It is also a return to yesteryear. She enjoys some of her mother's same toys saved with hope and prayer for then an unknown grandchild. Marisol, as did her mother, enjoys the blocks that her father lovingly crafted and painted for her, as well as the wooden shape puzzles he also sawed and sanded.
And me? I hold her on my lap as her tiny fingers play the same piano keys I did, and her mother did, as children. One of our family legacies, that piano made the trip to my childhood home in the back of an old pickup truck, down State Route 60 from New Lexington to Marietta. The price was right --free--for a poor family with a daughter eager to learn to play.
In addition, each day, Marisol and I sit in the very old wooden rocker that belonged to my grandmother's cousin whom we knew as cousin Jane. Jane lived in a rather dilapidated apartment building close to the river at the corner of Second and Green Streets. I was never sure of Jane's age, though she was older than my grandmother, who was born in 1888.
As we sit and rock, the old chair, a family hand-me-down with well-worn arm rests, provides the perfect setting for rocking Marisol to sleep with the two family lullabies I learned somehow, at some time from my family. Two of our best family legacies.
The first is one I remember my Dad singing, the only time I remember him singing anything. I sang it to our baby daughter daily, and I do the same to Marisol.

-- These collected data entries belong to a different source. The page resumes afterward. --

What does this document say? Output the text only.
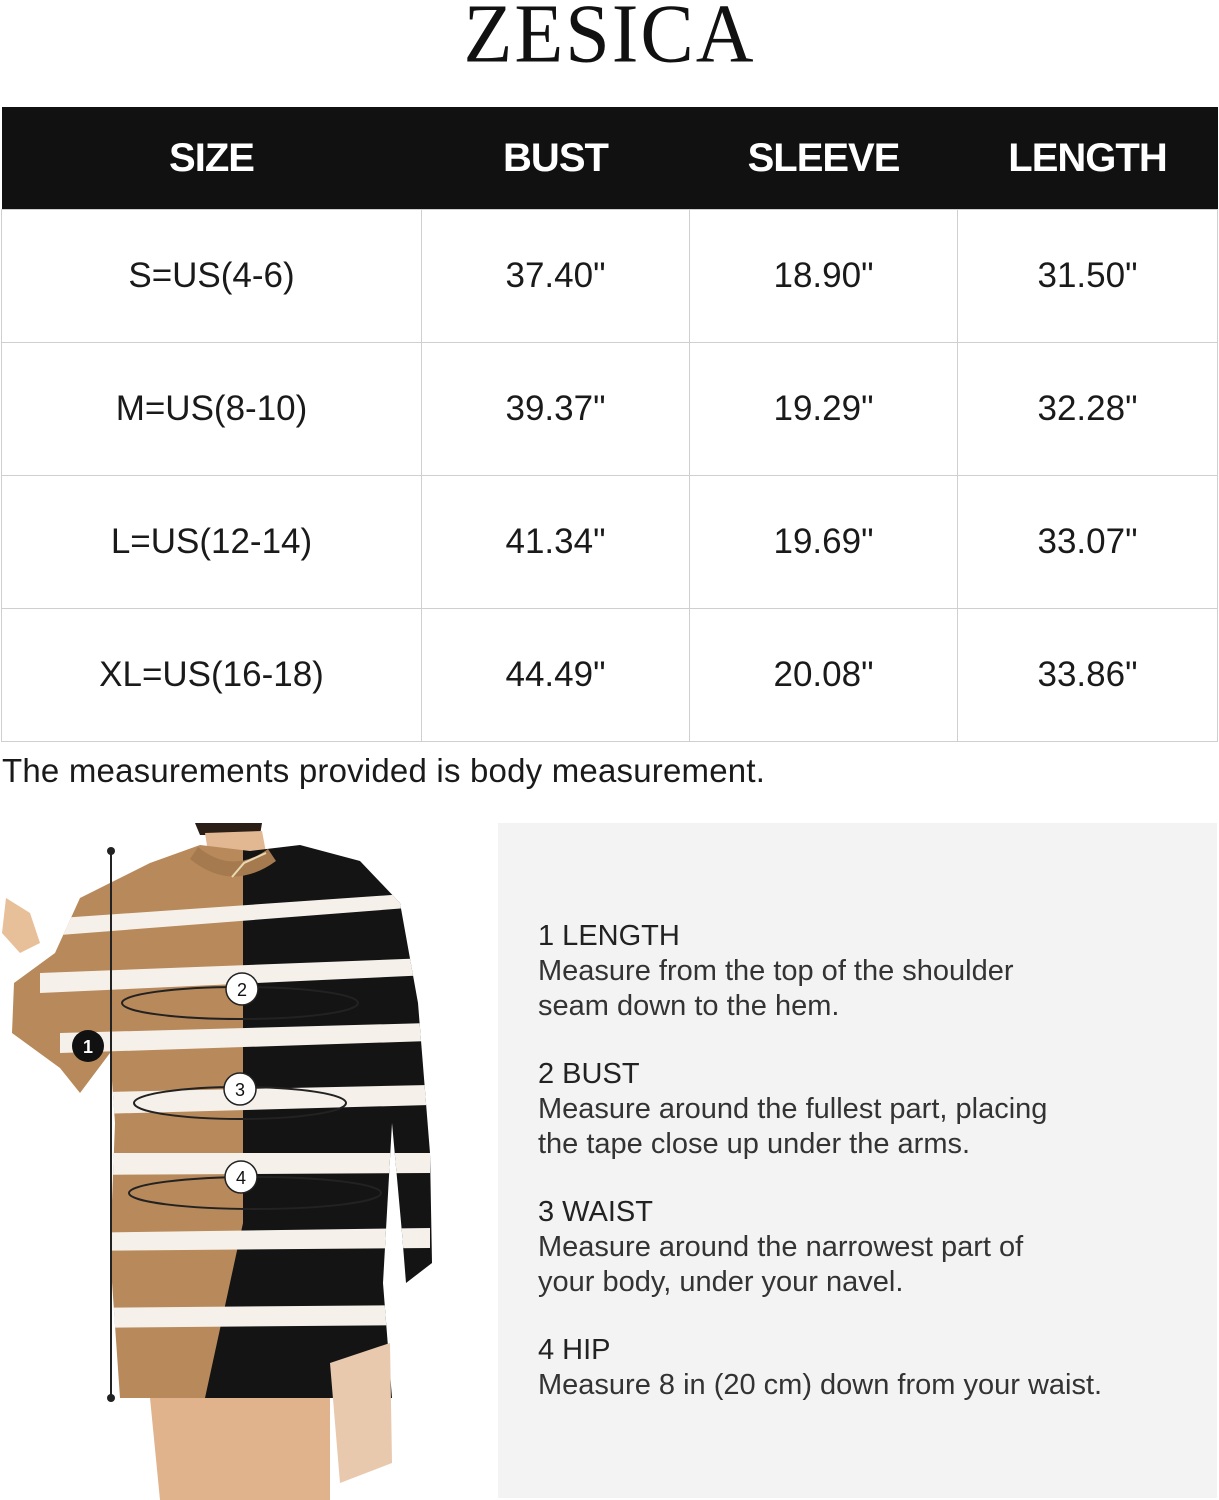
ZESICA
SIZE	BUST	SLEEVE	LENGTH
S=US(4-6)	37.40"	18.90"	31.50"
M=US(8-10)	39.37"	19.29"	32.28"
L=US(12-14)	41.34"	19.69"	33.07"
XL=US(16-18)	44.49"	20.08"	33.86"
The measurements provided is body measurement.
1
2
3
4
1 LENGTH
Measure from the top of the shoulder
seam down to the hem.
2 BUST
Measure around the fullest part, placing
the tape close up under the arms.
3 WAIST
Measure around the narrowest part of
your body, under your navel.
4 HIP
Measure 8 in (20 cm) down from your waist.
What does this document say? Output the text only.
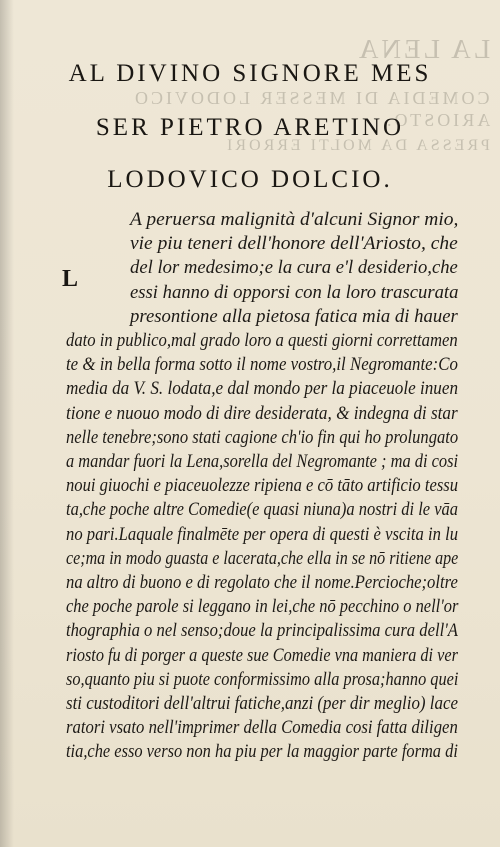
LA LENA
COMEDIA DI MESSER LODOVICO
ARIOSTO.
PRESSA DA MOLTI ERRORI
AL DIVINO SIGNORE MES
SER PIETRO ARETINO
LODOVICO DOLCIO.
L
A peruersa malignità d'alcuni Signor mio,
vie piu teneri dell'honore dell'Ariosto, che
del lor medesimo;e la cura e'l desiderio,che
essi hanno di opporsi con la loro trascurata
presontione alla pietosa fatica mia di hauer
dato in publico,mal grado loro a questi giorni correttamen
te & in bella forma sotto il nome vostro,il Negromante:Co
media da V. S. lodata,e dal mondo per la piaceuole inuen
tione e nuouo modo di dire desiderata, & indegna di star
nelle tenebre;sono stati cagione ch'io fin qui ho prolungato
a mandar fuori la Lena,sorella del Negromante ; ma di cosi
noui giuochi e piaceuolezze ripiena e cō tāto artificio tessu
ta,che poche altre Comedie(e quasi niuna)a nostri di le vāa
no pari.Laquale finalmēte per opera di questi è vscita in lu
ce;ma in modo guasta e lacerata,che ella in se nō ritiene ape
na altro di buono e di regolato che il nome.Percioche;oltre
che poche parole si leggano in lei,che nō pecchino o nell'or
thographia o nel senso;doue la principalissima cura dell'A
riosto fu di porger a queste sue Comedie vna maniera di ver
so,quanto piu si puote conformissimo alla prosa;hanno quei
sti custoditori dell'altrui fatiche,anzi (per dir meglio) lace
ratori vsato nell'imprimer della Comedia cosi fatta diligen
tia,che esso verso non ha piu per la maggior parte forma di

"You're the end of the rainbow,
The star on the tree,
The Easter bunny,
To your Mommy and me,
You're sugar and spice,
And everything nice,
You're your Daddy's little girl."
I change the parental references but other than that sing the same tune. It is special to me, as it not only reminds me of my father, but of singing it to our daughter. Hopefully it will continue in our family, and in the hopes and dreams of future generations.
The other is one that I remember my Mom singing to my nieces and nephews, her grandchildren. I remember asking her about its origin. She explained that it came from the hills, and she remembers the older people in her family singing it to all the babies in her family. All of her family grew up on Archer's Fork off Rt 26 in southeastern Ohio,
It goes this way:
"Rock a bye, don't you cry,
Daddy's gone a-hunting,
Up on the hill, beside the mill,
To get his baby's bunting."
Even typing the words of these lullabies floods my brain with smells and sights of a time far away. Sitting in the old rocker singing these family songs, I sometimes try to imagine all of the new babies, born in earlier days when life was simpler, being lulled to sleep.
Collicky babies, smiling babies, grabbing for the hair and necks of their mamas and grandmothers, until finally closing their eyes to the tunes of their families.
The lullabies of generations. Family legacies.
For their gifts from God.
Beautifully shared family treasures! When my daughter was little, she made up or revised songs all the time (most famously- "Jump, jump, jump on the bed, The Bible tells me so!). Our favorite lullaby was our own made up song, too. It always started out "Mommy loves Miranda, Daddy loves her, too" and it could be short and sweet if she was sleepy or it could go on endlessly adding other family members and friends if she was resisting sleep...
ReplyDeleteThanks so much for your reply. I love the made-up songs. My family laughs when I do it. I love the joy you shared from your family. Thanks!